Three of the four men were sentenced on November 20, 2007, for their role in causing the death of Michael Sandy in 2006. They received the following sentences from Justice Jill Konviser-Levine of State Supreme Court in Brooklyn, New York: Anthony Fortunato (21), 7 to 21 years. John Fox (20), 13 to 21 years. Ilya Shurov (21), 17 1/2 years. Each of those received slightly less than the maximum sentence. Gary Timmons (17), who in a plea bargain made the previous year, testified as a prosecution witness during the trial against John Fox and Anthony Fortunato, and he was to be sentenced to four years at a later date.
Michael Sandy's attorney was Tarsha C. Smith.

== Aftermath ==
On February 27, 2008, openly gay singer-songwriter and community activist Anye Elite released the song "Just in Case", a tribute to Sandy and other gay violence victims.

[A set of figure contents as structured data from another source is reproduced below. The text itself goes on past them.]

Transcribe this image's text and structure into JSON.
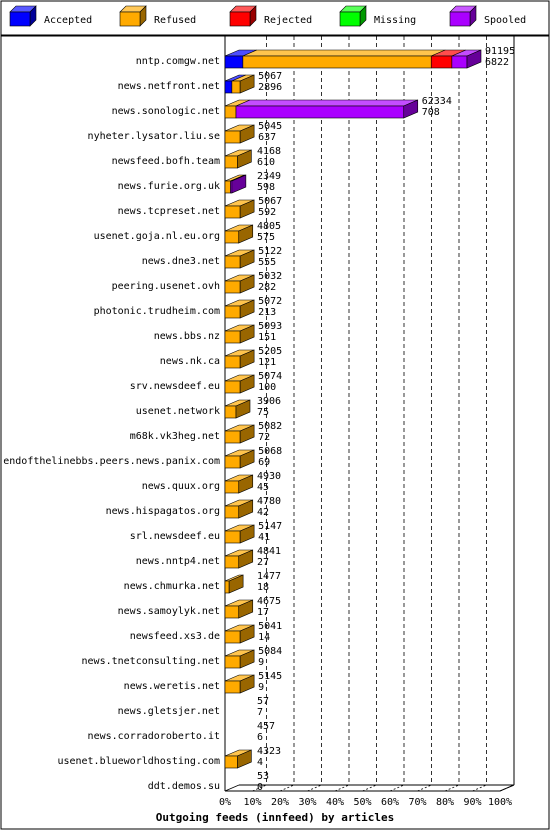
{
  "chart_data": {
    "type": "bar",
    "stacked": true,
    "orientation": "horizontal",
    "title": "Outgoing feeds (innfeed) by articles",
    "xlim": [
      0,
      100
    ],
    "x_ticks": [
      "0%",
      "10%",
      "20%",
      "30%",
      "40%",
      "50%",
      "60%",
      "70%",
      "80%",
      "90%",
      "100%"
    ],
    "grid": true,
    "legend_position": "top",
    "series": [
      {
        "name": "Accepted",
        "color": "#0000ff"
      },
      {
        "name": "Refused",
        "color": "#ffaa00"
      },
      {
        "name": "Rejected",
        "color": "#ff0000"
      },
      {
        "name": "Missing",
        "color": "#00ff00"
      },
      {
        "name": "Spooled",
        "color": "#aa00ff"
      }
    ],
    "rows": [
      {
        "label": "nntp.comgw.net",
        "top": "91195",
        "bottom": "6822",
        "segments": [
          6.5,
          68.5,
          7.5,
          0,
          5.5
        ]
      },
      {
        "label": "news.netfront.net",
        "top": "5067",
        "bottom": "2896",
        "segments": [
          2.5,
          3.0,
          0,
          0,
          0
        ]
      },
      {
        "label": "news.sonologic.net",
        "top": "62334",
        "bottom": "708",
        "segments": [
          0,
          4.0,
          0,
          0,
          61.0
        ]
      },
      {
        "label": "nyheter.lysator.liu.se",
        "top": "5045",
        "bottom": "637",
        "segments": [
          0,
          5.5,
          0,
          0,
          0.0
        ]
      },
      {
        "label": "newsfeed.bofh.team",
        "top": "4168",
        "bottom": "610",
        "segments": [
          0,
          4.5,
          0,
          0,
          0.0
        ]
      },
      {
        "label": "news.furie.org.uk",
        "top": "2349",
        "bottom": "598",
        "segments": [
          0,
          2.0,
          0,
          0,
          0.5
        ]
      },
      {
        "label": "news.tcpreset.net",
        "top": "5067",
        "bottom": "592",
        "segments": [
          0,
          5.5,
          0,
          0,
          0.0
        ]
      },
      {
        "label": "usenet.goja.nl.eu.org",
        "top": "4805",
        "bottom": "575",
        "segments": [
          0,
          5.0,
          0,
          0,
          0.0
        ]
      },
      {
        "label": "news.dne3.net",
        "top": "5122",
        "bottom": "555",
        "segments": [
          0,
          5.5,
          0,
          0,
          0.0
        ]
      },
      {
        "label": "peering.usenet.ovh",
        "top": "5032",
        "bottom": "282",
        "segments": [
          0,
          5.5,
          0.0,
          0,
          0
        ]
      },
      {
        "label": "photonic.trudheim.com",
        "top": "5072",
        "bottom": "213",
        "segments": [
          0,
          5.5,
          0,
          0,
          0.0
        ]
      },
      {
        "label": "news.bbs.nz",
        "top": "5093",
        "bottom": "151",
        "segments": [
          0,
          5.5,
          0,
          0,
          0.0
        ]
      },
      {
        "label": "news.nk.ca",
        "top": "5205",
        "bottom": "121",
        "segments": [
          0,
          5.5,
          0,
          0,
          0.0
        ]
      },
      {
        "label": "srv.newsdeef.eu",
        "top": "5074",
        "bottom": "100",
        "segments": [
          0,
          5.5,
          0,
          0,
          0.0
        ]
      },
      {
        "label": "usenet.network",
        "top": "3906",
        "bottom": "75",
        "segments": [
          0,
          4.0,
          0,
          0,
          0
        ]
      },
      {
        "label": "m68k.vk3heg.net",
        "top": "5082",
        "bottom": "72",
        "segments": [
          0,
          5.5,
          0,
          0,
          0.0
        ]
      },
      {
        "label": "endofthelinebbs.peers.news.panix.com",
        "top": "5068",
        "bottom": "69",
        "segments": [
          0,
          5.5,
          0.0,
          0,
          0
        ]
      },
      {
        "label": "news.quux.org",
        "top": "4930",
        "bottom": "45",
        "segments": [
          0,
          5.0,
          0.0,
          0,
          0
        ]
      },
      {
        "label": "news.hispagatos.org",
        "top": "4780",
        "bottom": "42",
        "segments": [
          0,
          5.0,
          0.0,
          0,
          0
        ]
      },
      {
        "label": "srl.newsdeef.eu",
        "top": "5147",
        "bottom": "41",
        "segments": [
          0,
          5.5,
          0,
          0,
          0.0
        ]
      },
      {
        "label": "news.nntp4.net",
        "top": "4841",
        "bottom": "27",
        "segments": [
          0,
          5.0,
          0,
          0,
          0.0
        ]
      },
      {
        "label": "news.chmurka.net",
        "top": "1477",
        "bottom": "18",
        "segments": [
          0,
          1.5,
          0,
          0,
          0
        ]
      },
      {
        "label": "news.samoylyk.net",
        "top": "4675",
        "bottom": "17",
        "segments": [
          0,
          5.0,
          0.0,
          0,
          0
        ]
      },
      {
        "label": "newsfeed.xs3.de",
        "top": "5041",
        "bottom": "14",
        "segments": [
          0,
          5.5,
          0,
          0,
          0.0
        ]
      },
      {
        "label": "news.tnetconsulting.net",
        "top": "5084",
        "bottom": "9",
        "segments": [
          0,
          5.5,
          0,
          0,
          0.0
        ]
      },
      {
        "label": "news.weretis.net",
        "top": "5145",
        "bottom": "9",
        "segments": [
          0,
          5.5,
          0,
          0,
          0.0
        ]
      },
      {
        "label": "news.gletsjer.net",
        "top": "57",
        "bottom": "7",
        "segments": [
          0,
          0.0,
          0,
          0,
          0
        ]
      },
      {
        "label": "news.corradoroberto.it",
        "top": "457",
        "bottom": "6",
        "segments": [
          0,
          0.0,
          0,
          0,
          0.0
        ]
      },
      {
        "label": "usenet.blueworldhosting.com",
        "top": "4323",
        "bottom": "4",
        "segments": [
          0,
          4.5,
          0.0,
          0,
          0
        ]
      },
      {
        "label": "ddt.demos.su",
        "top": "53",
        "bottom": "0",
        "segments": [
          0,
          0.0,
          0,
          0,
          0
        ]
      }
    ]
  }
}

Sandy's death also brought back to public attention the death of Michael Griffith, an African American man who was killed after being hit by a car in Howard Beach, Queens, New York, while trying to escape a group of attackers.

Fortunato was released on parole in 2015, while Fox was released in November 2017. Shurov, the only one convicted of physical violence against the victim, was released in August 2021.